In this connection, there is a special need for reorganizing rating agencies, which send misleading signals on the markets out of opportunism toward their firms and thus contribute to the severity of the collapse. Like notaries, they should be subject to public approval, monitoring and fee structures and as rating agencies may not carry out any business consultation. They could be paid out of pool that finances the institutions and commissions the evaluations. In addition to the existing private agencies, public rating agencies should be established. These public agencies could recruit from the employees of European national banks that have had little to do since the founding of the currency union.

As a result of such a radical reorganization, the extent and the profitability of the financial sector and its two pillars, banks and securities trading, could be clearly scaled back. This is very desirable given the real economic development, the turbo-growth and excessive profits of this sector. The threatening job losses here could be avoided if the banks properly develop and improve their customers' responsibility.

The governments of the massive financial centers should reach agreements on reforms in a global consensus. However this cannot be expected since the parties responsible in the United States - and elsewhere - are hardly ready for agreements despite the continuing crisis.


Therefore the second-best way is a European Initiative for Reorganizing Financial Markets that could have stimulating effects on other world regions. Large countries like Germany and France could take independent initiatives and play independent pioneering roles in single-handedly implementing several measures.

To safeguard a European reform and protect it from spectacular attacks and inflows and outflows of capital, the EU must drop the dogma of the absolute freedom of capital transactions. This is less revolutionary than it sounds to neoliberal ears. In the EU treaty, a series of political and economic exceptions from the freedom of capital transactions are provided. These include the "extraordinary circumstances" in Article 59 in which "capital movements toward or from third countries seriously disturb or threaten to disturb the functioning of the economic and currency union." In such extraordinary circumstances, the EU can take the necessary protective measures for six months "if this is absolutely required."

With all necessary political concentration on the immediate steps and far-reaching reforms for the stabilization and reorganization of the financial markets, the limits of such a policy should not be ignored. The driving forces for finance market-driven capitalism are neither in the insatiable greed and speculative mania of people nor in the excessive awarding of credits of banks. Rather they lie firstly in the redistribution of incomes and assets over decades from bottom to the top. This redistribution created a constantly growing accumulation of financial assets at the top of society that was not channeled back in the reproductive cycle since those at the bottom lacked purchasing power.
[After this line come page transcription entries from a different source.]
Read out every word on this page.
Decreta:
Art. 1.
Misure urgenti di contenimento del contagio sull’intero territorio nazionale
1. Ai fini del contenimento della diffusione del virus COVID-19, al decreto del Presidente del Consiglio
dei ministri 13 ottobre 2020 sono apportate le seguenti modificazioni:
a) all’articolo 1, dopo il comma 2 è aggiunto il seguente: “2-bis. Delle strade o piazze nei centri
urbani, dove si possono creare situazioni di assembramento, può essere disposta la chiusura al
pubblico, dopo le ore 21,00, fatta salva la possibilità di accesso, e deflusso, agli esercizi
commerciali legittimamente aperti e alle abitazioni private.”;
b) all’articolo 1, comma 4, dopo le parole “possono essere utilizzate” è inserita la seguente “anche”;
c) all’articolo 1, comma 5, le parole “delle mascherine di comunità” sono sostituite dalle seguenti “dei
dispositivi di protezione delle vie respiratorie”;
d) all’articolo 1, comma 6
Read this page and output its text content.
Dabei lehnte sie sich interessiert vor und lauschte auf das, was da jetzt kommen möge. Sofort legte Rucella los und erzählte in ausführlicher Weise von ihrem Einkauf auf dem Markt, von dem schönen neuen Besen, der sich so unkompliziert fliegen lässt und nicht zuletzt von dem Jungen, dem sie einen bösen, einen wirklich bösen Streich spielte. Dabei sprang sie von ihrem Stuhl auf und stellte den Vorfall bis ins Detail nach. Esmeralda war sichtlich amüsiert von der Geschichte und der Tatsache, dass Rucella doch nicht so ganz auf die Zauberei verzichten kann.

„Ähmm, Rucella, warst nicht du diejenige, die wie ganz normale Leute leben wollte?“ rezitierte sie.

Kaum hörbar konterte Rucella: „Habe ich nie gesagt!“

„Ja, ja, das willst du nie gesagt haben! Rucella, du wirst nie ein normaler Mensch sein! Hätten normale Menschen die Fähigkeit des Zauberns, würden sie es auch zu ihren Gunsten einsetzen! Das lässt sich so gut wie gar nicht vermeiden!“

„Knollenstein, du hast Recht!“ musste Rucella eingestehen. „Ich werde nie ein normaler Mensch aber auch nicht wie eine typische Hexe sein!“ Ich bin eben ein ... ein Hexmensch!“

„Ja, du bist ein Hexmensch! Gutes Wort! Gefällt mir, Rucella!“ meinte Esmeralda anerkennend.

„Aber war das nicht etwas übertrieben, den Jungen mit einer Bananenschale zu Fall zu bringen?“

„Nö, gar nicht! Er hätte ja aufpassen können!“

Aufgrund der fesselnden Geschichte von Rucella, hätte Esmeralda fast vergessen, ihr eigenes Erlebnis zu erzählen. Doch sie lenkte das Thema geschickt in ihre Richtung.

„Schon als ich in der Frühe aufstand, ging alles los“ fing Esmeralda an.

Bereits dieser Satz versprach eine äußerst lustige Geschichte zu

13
Secondly, this accumulation is speeded up by the privatization of pension systems. Pension insurance contributions paid out directly to pensioners in the solidarity transfer system shifted in the long-term as a result of the change to capital-covered systems in private pension funds on the capital markets.

These two-mega trends create pressure that drives financial investors to seek new sources of profit for the wealthy and to trust increasingly risky strategies. A reversal of these two mega-trends is necessary to reduce the pressure and thus give a stable long-term foundation to the new structure of the financial sector: a clearly more equal and just distribution of incomes and assets and building a solidarity financing of old-age security. Both go far beyond financial market policy. Essential pillars of a democratic macro-, distribution- and social policy are involved. In their framework, the reorganized financial markets could then play their important and useful role.